= Wang Guodong (metallurgist) =

Chinese metallurgist and structural engineer

Wang Guodong (王国栋; born 2 October 1942) is a Chinese metallurgist and structural engineer, acclaimed as the "father of super steel" in China. He is a professor at Northeastern University (China) and an academician of the Chinese Academy of Engineering. He was conferred the State Science and Technology Progress Award eight times.

== Biography ==
Wang was born 2 October 1942 in Dalian, Liaoning, China. After graduating from the Northeast Institute of Technology (now Northeast University) in September 1966, he worked at Anshan Steel from 1968 to 1978. In 1978, he entered Beijing Iron and Steel Research Institute to pursue graduate studies.

After earning his master's degree in December 1981, he became a faculty member of Northeast University (NEU).

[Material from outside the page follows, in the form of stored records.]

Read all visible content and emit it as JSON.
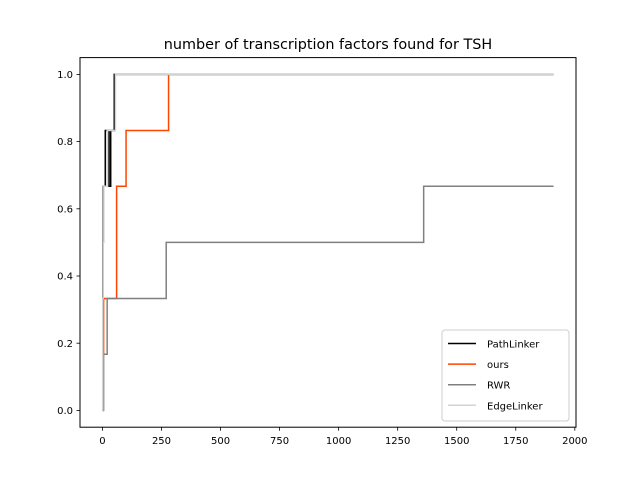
{
  "chart_data": {
    "type": "line",
    "title": "number of transcription factors found for TSH",
    "xlabel": "",
    "ylabel": "",
    "xlim": [
      -95,
      2005
    ],
    "ylim": [
      -0.05,
      1.05
    ],
    "xticks": [
      0,
      250,
      500,
      750,
      1000,
      1250,
      1500,
      1750,
      2000
    ],
    "yticks": [
      0.0,
      0.2,
      0.4,
      0.6,
      0.8,
      1.0
    ],
    "grid": false,
    "legend_position": "lower right",
    "step": "post",
    "series": [
      {
        "name": "PathLinker",
        "color": "#000000",
        "x": [
          0,
          2,
          4,
          8,
          12,
          20,
          28,
          35,
          45,
          50,
          1910
        ],
        "y": [
          0.0,
          0.5,
          0.667,
          0.667,
          0.833,
          0.833,
          0.667,
          0.833,
          0.833,
          1.0,
          1.0
        ]
      },
      {
        "name": "ours",
        "color": "#ff4500",
        "x": [
          0,
          2,
          5,
          60,
          100,
          280,
          1910
        ],
        "y": [
          0.0,
          0.167,
          0.333,
          0.667,
          0.833,
          1.0,
          1.0
        ]
      },
      {
        "name": "RWR",
        "color": "#808080",
        "x": [
          0,
          5,
          10,
          20,
          270,
          1360,
          1910
        ],
        "y": [
          0.0,
          0.167,
          0.167,
          0.333,
          0.5,
          0.667,
          0.667
        ]
      },
      {
        "name": "EdgeLinker",
        "color": "#d3d3d3",
        "x": [
          0,
          1,
          3,
          6,
          20,
          30,
          40,
          55,
          1910
        ],
        "y": [
          0.0,
          0.333,
          0.5,
          0.667,
          0.833,
          0.833,
          0.833,
          1.0,
          1.0
        ]
      }
    ]
  }
}
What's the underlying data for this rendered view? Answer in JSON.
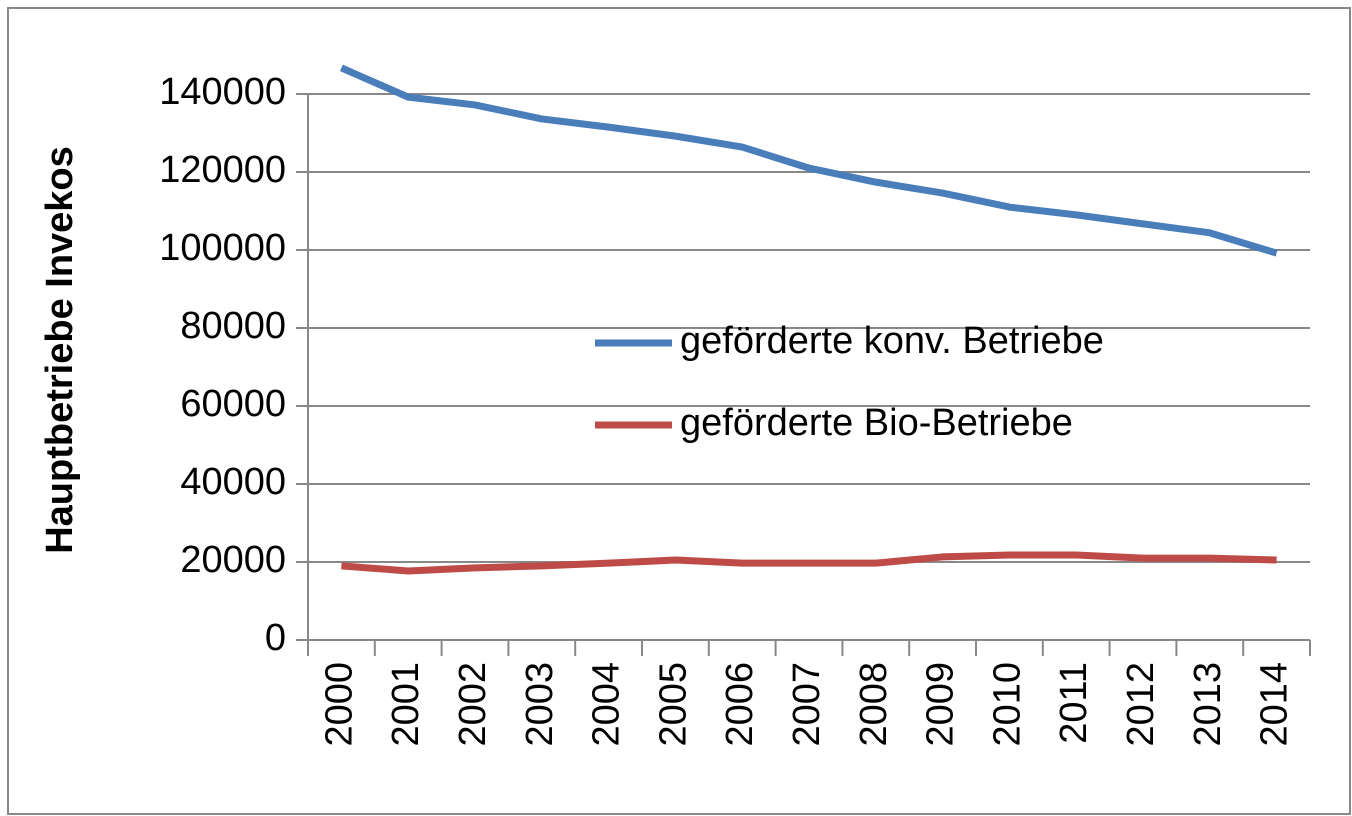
{
  "chart_data": {
    "type": "line",
    "y_label": "Hauptbetriebe Invekos",
    "categories": [
      "2000",
      "2001",
      "2002",
      "2003",
      "2004",
      "2005",
      "2006",
      "2007",
      "2008",
      "2009",
      "2010",
      "2011",
      "2012",
      "2013",
      "2014"
    ],
    "series": [
      {
        "name": "geförderte konv. Betriebe",
        "color": "#4a7ebb",
        "values": [
          146700,
          139200,
          137200,
          133600,
          131500,
          129200,
          126400,
          121000,
          117400,
          114600,
          111000,
          109000,
          106700,
          104400,
          99200
        ]
      },
      {
        "name": "geförderte Bio-Betriebe",
        "color": "#be4b48",
        "values": [
          19000,
          17700,
          18500,
          19000,
          19700,
          20500,
          19700,
          19700,
          19700,
          21300,
          21800,
          21800,
          21000,
          21000,
          20500
        ]
      }
    ],
    "ylim": [
      0,
      140000
    ],
    "yticks": [
      0,
      20000,
      40000,
      60000,
      80000,
      100000,
      120000,
      140000
    ],
    "grid": true,
    "legend": "center"
  }
}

He was promoted to associate professor in 1987 and full professor in 1989. From 1996 to 2004 he served as Director of the State Key Laboratory of Rolling and Automation at NEU.

Wang is a pioneer in the development of "super steel"—steel rolled under very high pressure. He pioneered 400-MPa-class super steel and brought it into production. He was awarded the State Science and Technology Progress Award (First Class) twice and Second Class six times. He was elected an academician of the Chinese Academy of Engineering in 2005.